This extract comes from a pamphlet issued by promoters selling stock for a company organized to market Elmer A. Burlingame's "telegraphing typewriter". This was a case where the ideas so breathlessly embraced actually far exceeded the technical abilities of Burlingame's invention, but it does show the ongoing public interest in the distribution of news and entertainment.
What Burlingame Did, Robert Cleveland, 1908, pages 47, 49-54:
 IF  Burlingame did nothing more than replace the Morse system in the sending of messages and press dispatches the world would owe him a debt of gratitude; but his invention opens up new fields which are beyond the achievements possible with all other telegraphic machines.
    A cursory glance at the many practical uses for the telegraphing typewriter readily shows that Burlingame has reached a goal not only beyond his fondest hopes, but what might be expected in this progressive, quick-moving age of ours where we accomplish in minutes what required hours for our grandfathers to perform.

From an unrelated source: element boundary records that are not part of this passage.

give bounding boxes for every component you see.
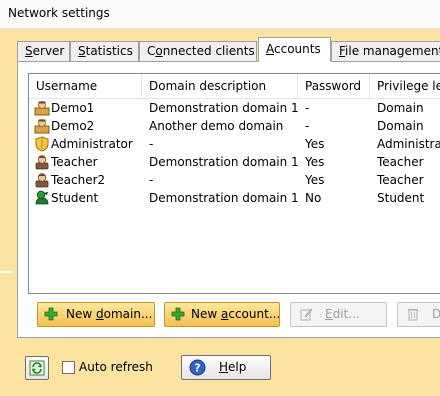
- cell-domain: Demonstration domain 1: [149, 101, 299, 115]
- pencil-icon: [300, 308, 313, 321]
- table-row[interactable]: Student Demonstration domain 1 No Studen…: [29, 189, 440, 207]
- new-account-label-rest: ccount...: [228, 307, 280, 321]
- cell-domain: Demonstration domain 1: [149, 155, 299, 169]
- cell-domain: Demonstration domain 1: [149, 191, 299, 205]
- cell-password: -: [305, 101, 310, 115]
- help-icon: ?: [189, 359, 206, 376]
- new-account-label: New account...: [191, 303, 280, 326]
- tab-accounts[interactable]: Accounts: [258, 37, 331, 62]
- cell-privilege: Student: [377, 191, 425, 205]
- student-icon: [35, 190, 49, 205]
- cell-username: Student: [51, 191, 99, 205]
- new-domain-label: New domain...: [66, 303, 152, 326]
- tab-file-management[interactable]: File management: [331, 41, 440, 61]
- tab-server-hotkey: S: [25, 44, 33, 58]
- list-header: Username Domain description Password Pri…: [29, 74, 440, 99]
- cell-username: Demo2: [51, 119, 95, 133]
- cell-privilege: Teacher: [377, 173, 424, 187]
- tab-accounts-label: ccounts: [274, 42, 321, 56]
- help-hotkey: H: [219, 360, 229, 374]
- new-account-label-prefix: New: [191, 307, 221, 321]
- delete-button[interactable]: D: [397, 302, 440, 327]
- plus-icon: [44, 307, 58, 321]
- new-account-button[interactable]: New account...: [164, 302, 280, 327]
- new-domain-hotkey: d: [96, 307, 104, 321]
- shield-admin-icon: [35, 136, 49, 152]
- cell-privilege: Administrator: [377, 137, 440, 151]
- edit-button[interactable]: Edit...: [290, 302, 387, 327]
- tab-statistics[interactable]: Statistics: [70, 41, 139, 61]
- refresh-icon: [29, 360, 45, 376]
- table-row[interactable]: Administrator - Yes Administrator: [29, 135, 440, 153]
- auto-refresh-checkbox[interactable]: [62, 361, 75, 374]
- edge-marker: [0, 271, 13, 273]
- cell-privilege: Teacher: [377, 155, 424, 169]
- tab-connected-clients[interactable]: Connected clients: [139, 41, 257, 61]
- cell-password: -: [305, 119, 310, 133]
- cell-domain: -: [149, 137, 154, 151]
- table-row[interactable]: Teacher2 - Yes Teacher: [29, 171, 440, 189]
- new-domain-label-rest: omain...: [103, 307, 153, 321]
- column-header-password[interactable]: Password: [298, 74, 370, 98]
- tab-accounts-hotkey: A: [266, 42, 274, 56]
- help-label-rest: elp: [228, 360, 247, 374]
- table-row[interactable]: Demo1 Demonstration domain 1 - Domain: [29, 99, 440, 117]
- delete-label: D: [432, 303, 440, 326]
- trash-icon: [408, 309, 418, 321]
- tab-server[interactable]: Server: [17, 41, 70, 61]
- tab-connected-clients-hotkey: o: [155, 44, 163, 58]
- cell-password: No: [305, 191, 322, 205]
- window-title: Network settings: [8, 6, 110, 20]
- cell-password: Yes: [305, 137, 325, 151]
- column-header-username[interactable]: Username: [29, 74, 142, 98]
- teacher-icon: [35, 155, 49, 170]
- accounts-list[interactable]: Username Domain description Password Pri…: [28, 73, 440, 294]
- cell-domain: Another demo domain: [149, 119, 284, 133]
- tab-server-label: erver: [32, 44, 65, 58]
- svg-text:?: ?: [194, 362, 200, 375]
- tab-statistics-hotkey: S: [78, 44, 86, 58]
- cell-username: Administrator: [51, 137, 133, 151]
- column-header-domain-description[interactable]: Domain description: [142, 74, 298, 98]
- cell-privilege: Domain: [377, 119, 424, 133]
- table-row[interactable]: Teacher Demonstration domain 1 Yes Teach…: [29, 153, 440, 171]
- new-domain-button[interactable]: New domain...: [37, 302, 155, 327]
- tab-statistics-label: tatistics: [85, 44, 133, 58]
- help-label: Help: [219, 356, 246, 379]
- cell-privilege: Domain: [377, 101, 424, 115]
- title-bar: Network settings: [0, 0, 440, 29]
- new-domain-label-prefix: New: [66, 307, 96, 321]
- cell-password: Yes: [305, 173, 325, 187]
- cell-username: Demo1: [51, 101, 95, 115]
- table-row[interactable]: Demo2 Another demo domain - Domain: [29, 117, 440, 135]
- column-header-privilege-level[interactable]: Privilege lev: [370, 74, 440, 98]
- edit-label: Edit...: [325, 303, 360, 326]
- edit-hotkey: E: [325, 307, 333, 321]
- tab-file-management-label: ile management: [345, 44, 440, 58]
- plus-icon: [171, 307, 185, 321]
- cell-username: Teacher2: [51, 173, 106, 187]
- auto-refresh-label[interactable]: Auto refresh: [79, 360, 153, 374]
- user-domain-icon: [34, 119, 50, 134]
- cell-password: Yes: [305, 155, 325, 169]
- refresh-button[interactable]: [25, 356, 49, 380]
- tab-connected-clients-label: nnected clients: [162, 44, 255, 58]
- teacher-icon: [35, 173, 49, 188]
- user-domain-icon: [34, 101, 50, 116]
- help-button[interactable]: ? Help: [181, 355, 271, 380]
- cell-username: Teacher: [51, 155, 98, 169]
- cell-domain: -: [149, 173, 154, 187]
- edit-label-rest: dit...: [332, 307, 360, 321]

    Of all the uses described by Burlingame to the writer the most interesting and practical in utility and service to the public is what he terms "the news ticker service."
The News

News Day
and Night
    Subsidiary companies using his machines will be formed in each city and town. There will be a central news station in each community run in connection with a newspaper, or the Associated Press. In the places of business and homes of subscribers will be little receiving instruments weighing only five pounds. Each instrument will be leased just as the telephone is, for a nominal sum monthly. Commencing early in the morning, and continuing all day long and into the hours of the evening, the news of the world will be sent to these business houses and homes all over the city. The little receiver or ticker will print the news in page form on a roll of paper that unreels from the instrument. The news will be very brief, just enough to give the gist of the matter. The detailed account will be given to the public in the usual manner through the newspapers.

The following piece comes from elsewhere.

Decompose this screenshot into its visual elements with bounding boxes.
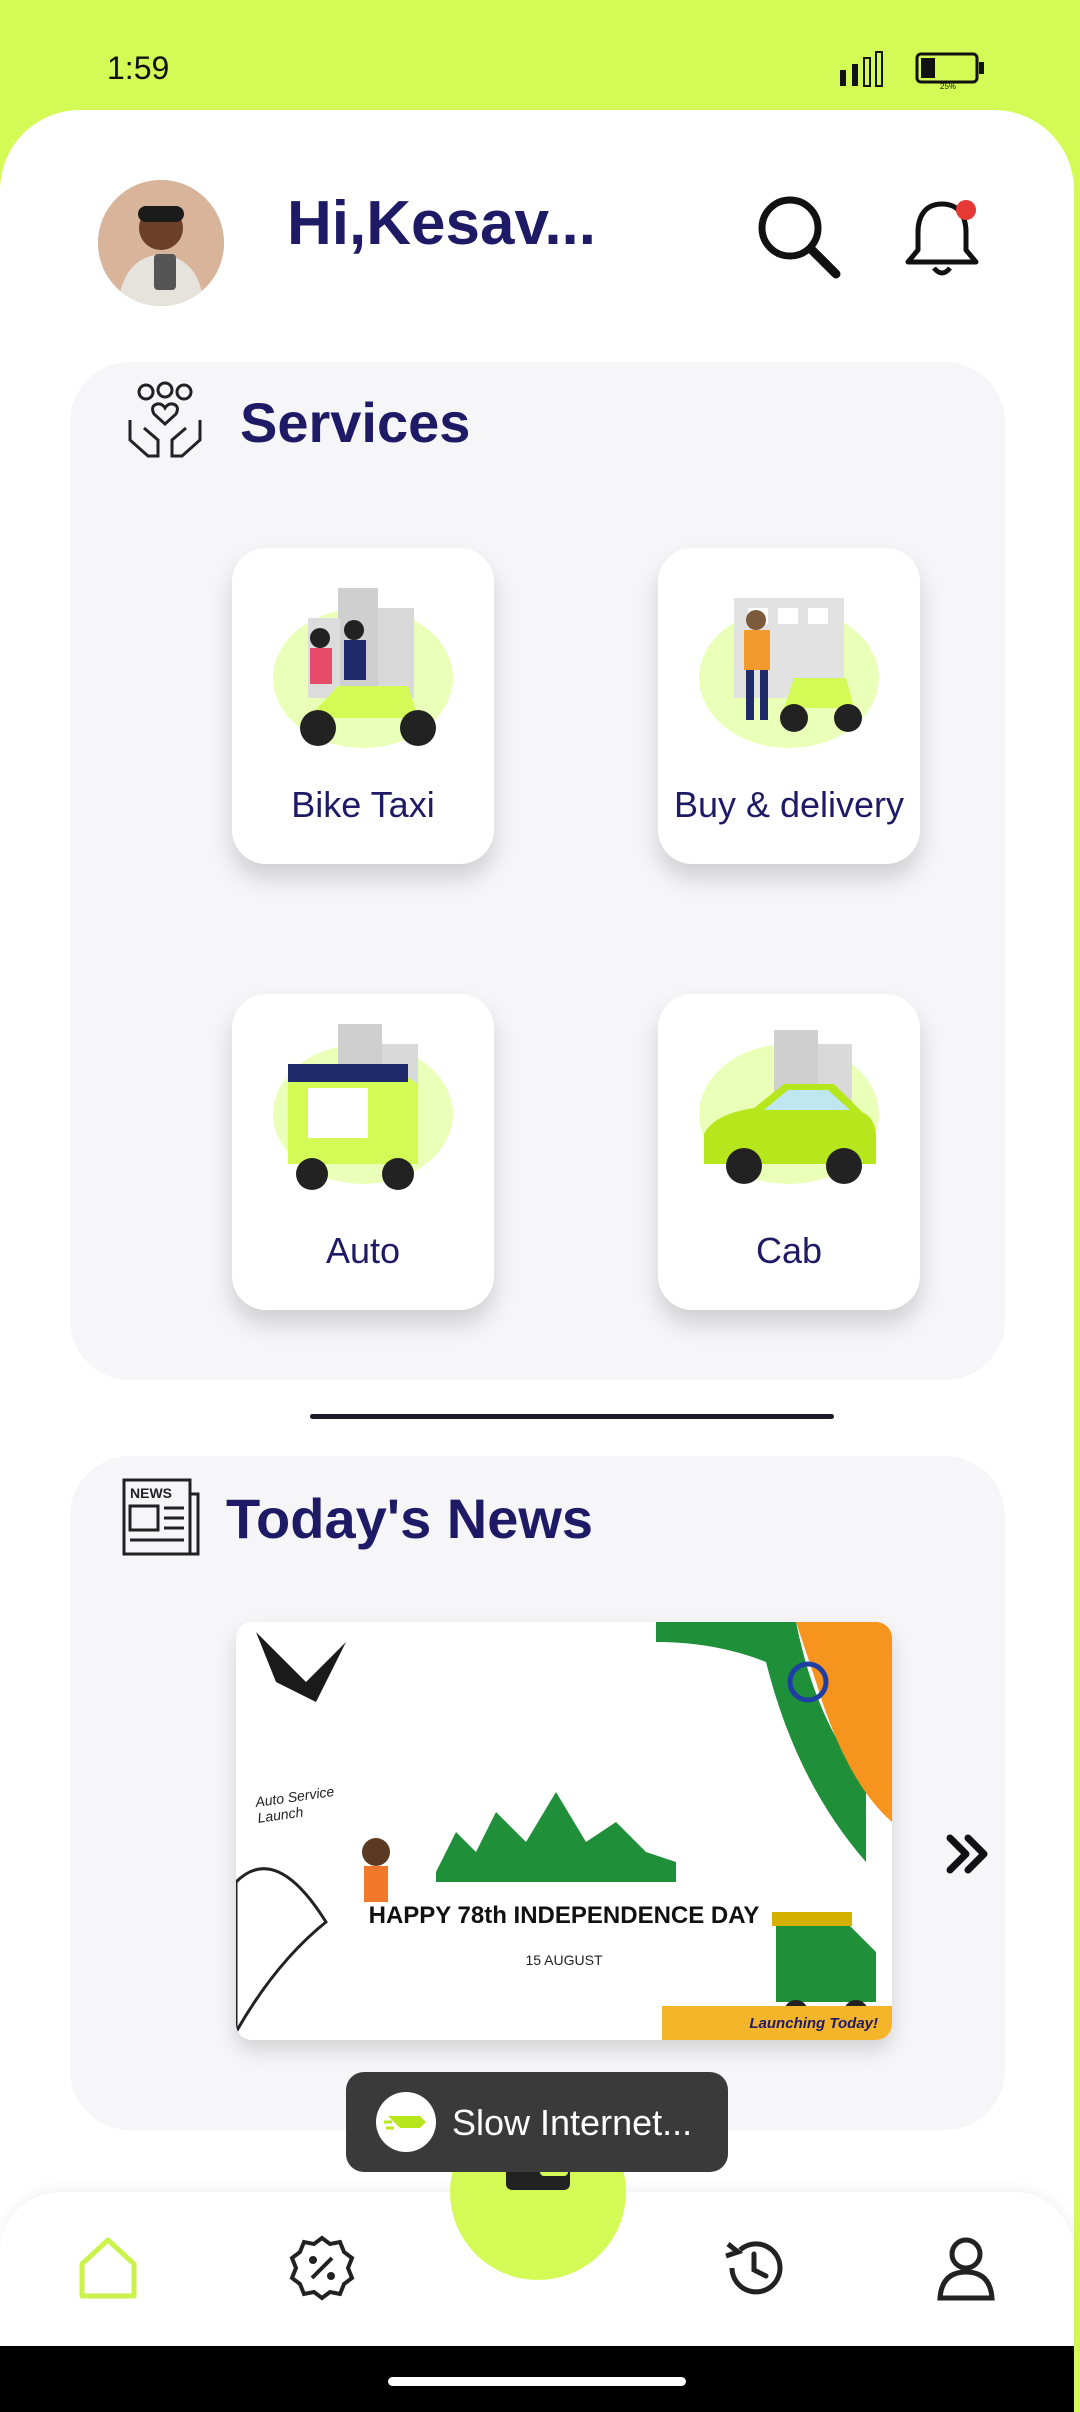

   News Crazy       For example, the machines will give the telegraphic news for two hours in the morning. Whatever happens anywhere, just as soon as the news is gathered, it will be sent on these machines. Imagine the satisfaction the subscriber will derive in getting the news so quickly and concisely. And we must admit that we Americans are "news crazy."
     The financial news will then be given for two hours, followed by the sporting news and local news for an equal period. Then general news will be sent out the remainder of the evening and night.

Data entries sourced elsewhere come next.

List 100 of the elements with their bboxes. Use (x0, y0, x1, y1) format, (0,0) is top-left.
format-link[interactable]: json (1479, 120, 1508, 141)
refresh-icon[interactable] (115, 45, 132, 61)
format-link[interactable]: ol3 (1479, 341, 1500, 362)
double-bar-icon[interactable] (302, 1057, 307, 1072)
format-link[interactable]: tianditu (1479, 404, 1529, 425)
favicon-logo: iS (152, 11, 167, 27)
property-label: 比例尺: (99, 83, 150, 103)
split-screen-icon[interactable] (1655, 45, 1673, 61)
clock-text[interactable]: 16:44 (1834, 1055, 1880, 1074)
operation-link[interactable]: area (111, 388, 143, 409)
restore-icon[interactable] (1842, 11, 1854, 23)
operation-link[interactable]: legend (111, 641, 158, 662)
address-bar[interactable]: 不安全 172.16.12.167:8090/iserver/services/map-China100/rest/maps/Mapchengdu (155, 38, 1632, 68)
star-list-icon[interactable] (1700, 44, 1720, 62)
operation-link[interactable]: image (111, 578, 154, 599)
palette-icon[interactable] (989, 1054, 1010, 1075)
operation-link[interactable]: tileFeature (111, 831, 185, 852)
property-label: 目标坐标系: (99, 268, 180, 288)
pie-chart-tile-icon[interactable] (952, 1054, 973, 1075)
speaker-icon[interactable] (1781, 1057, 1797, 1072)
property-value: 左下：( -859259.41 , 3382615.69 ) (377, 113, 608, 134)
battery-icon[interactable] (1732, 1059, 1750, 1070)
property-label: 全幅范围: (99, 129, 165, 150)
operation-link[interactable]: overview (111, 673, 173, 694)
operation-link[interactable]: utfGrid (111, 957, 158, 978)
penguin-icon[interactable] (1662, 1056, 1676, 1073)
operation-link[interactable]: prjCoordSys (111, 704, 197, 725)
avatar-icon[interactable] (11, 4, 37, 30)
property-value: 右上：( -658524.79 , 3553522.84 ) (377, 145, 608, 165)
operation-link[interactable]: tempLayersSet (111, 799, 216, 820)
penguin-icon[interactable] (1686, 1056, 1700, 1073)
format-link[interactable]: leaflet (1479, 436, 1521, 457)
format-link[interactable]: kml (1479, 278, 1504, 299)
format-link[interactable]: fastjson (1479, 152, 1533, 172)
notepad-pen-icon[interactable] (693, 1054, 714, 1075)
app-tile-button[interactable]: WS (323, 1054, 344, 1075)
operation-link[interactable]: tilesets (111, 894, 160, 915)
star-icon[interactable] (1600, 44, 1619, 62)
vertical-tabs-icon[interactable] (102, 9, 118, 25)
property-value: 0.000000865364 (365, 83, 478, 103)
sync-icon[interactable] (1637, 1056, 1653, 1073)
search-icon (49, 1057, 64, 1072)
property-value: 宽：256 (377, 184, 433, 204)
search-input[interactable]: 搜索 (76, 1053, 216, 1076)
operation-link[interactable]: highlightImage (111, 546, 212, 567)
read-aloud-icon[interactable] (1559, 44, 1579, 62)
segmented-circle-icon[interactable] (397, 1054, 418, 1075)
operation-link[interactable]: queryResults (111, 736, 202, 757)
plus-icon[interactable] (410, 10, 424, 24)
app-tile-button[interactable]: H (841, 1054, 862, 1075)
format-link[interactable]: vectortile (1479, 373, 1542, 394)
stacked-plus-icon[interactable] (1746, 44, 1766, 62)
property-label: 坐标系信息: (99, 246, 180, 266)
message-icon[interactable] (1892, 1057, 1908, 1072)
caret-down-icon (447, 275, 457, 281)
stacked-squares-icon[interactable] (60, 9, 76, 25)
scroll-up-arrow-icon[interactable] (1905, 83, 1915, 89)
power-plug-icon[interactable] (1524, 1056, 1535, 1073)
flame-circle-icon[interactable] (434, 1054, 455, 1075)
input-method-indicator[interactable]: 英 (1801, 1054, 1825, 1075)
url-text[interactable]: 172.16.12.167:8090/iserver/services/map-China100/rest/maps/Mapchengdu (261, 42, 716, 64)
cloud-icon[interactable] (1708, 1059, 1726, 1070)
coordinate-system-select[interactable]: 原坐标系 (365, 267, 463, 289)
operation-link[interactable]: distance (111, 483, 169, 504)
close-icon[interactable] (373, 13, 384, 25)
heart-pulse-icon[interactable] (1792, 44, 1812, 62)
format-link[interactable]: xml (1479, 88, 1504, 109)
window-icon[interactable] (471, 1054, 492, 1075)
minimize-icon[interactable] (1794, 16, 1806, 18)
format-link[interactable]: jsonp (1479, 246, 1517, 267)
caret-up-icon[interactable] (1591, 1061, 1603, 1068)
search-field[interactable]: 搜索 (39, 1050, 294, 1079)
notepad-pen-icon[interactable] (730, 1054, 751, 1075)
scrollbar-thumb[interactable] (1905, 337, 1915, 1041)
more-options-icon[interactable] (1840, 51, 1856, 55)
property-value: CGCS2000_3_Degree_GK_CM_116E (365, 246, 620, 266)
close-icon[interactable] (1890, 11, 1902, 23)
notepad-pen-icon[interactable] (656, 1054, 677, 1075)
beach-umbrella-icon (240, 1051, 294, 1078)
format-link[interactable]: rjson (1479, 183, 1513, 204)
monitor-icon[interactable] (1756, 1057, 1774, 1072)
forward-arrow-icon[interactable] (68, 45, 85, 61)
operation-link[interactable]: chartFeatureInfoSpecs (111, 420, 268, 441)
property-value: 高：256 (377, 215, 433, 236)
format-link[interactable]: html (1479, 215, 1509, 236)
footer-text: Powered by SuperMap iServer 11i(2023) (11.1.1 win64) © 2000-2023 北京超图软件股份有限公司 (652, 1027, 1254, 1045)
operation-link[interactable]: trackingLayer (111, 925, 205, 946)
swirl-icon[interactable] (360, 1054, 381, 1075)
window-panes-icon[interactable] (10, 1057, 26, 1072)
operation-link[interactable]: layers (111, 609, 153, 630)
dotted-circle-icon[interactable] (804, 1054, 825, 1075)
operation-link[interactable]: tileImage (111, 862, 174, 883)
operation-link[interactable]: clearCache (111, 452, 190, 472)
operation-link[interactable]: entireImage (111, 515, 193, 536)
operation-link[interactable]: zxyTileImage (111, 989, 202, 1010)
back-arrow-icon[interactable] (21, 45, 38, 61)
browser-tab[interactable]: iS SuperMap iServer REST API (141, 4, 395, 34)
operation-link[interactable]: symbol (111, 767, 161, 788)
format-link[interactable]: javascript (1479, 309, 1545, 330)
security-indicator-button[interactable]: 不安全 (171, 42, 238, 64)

    Electrical experts, newspaper men and business men who have investigated Burlingame's invention say that there will be more "news tickers" in use within two years than there were telephones in the first fifteen years, and later there will be more news tickers installed than all the telephones combined. A moment's reflection on the wonderful achievements in the world of invention during the past few years quickly conveys to one the positive assurance that such will be the case.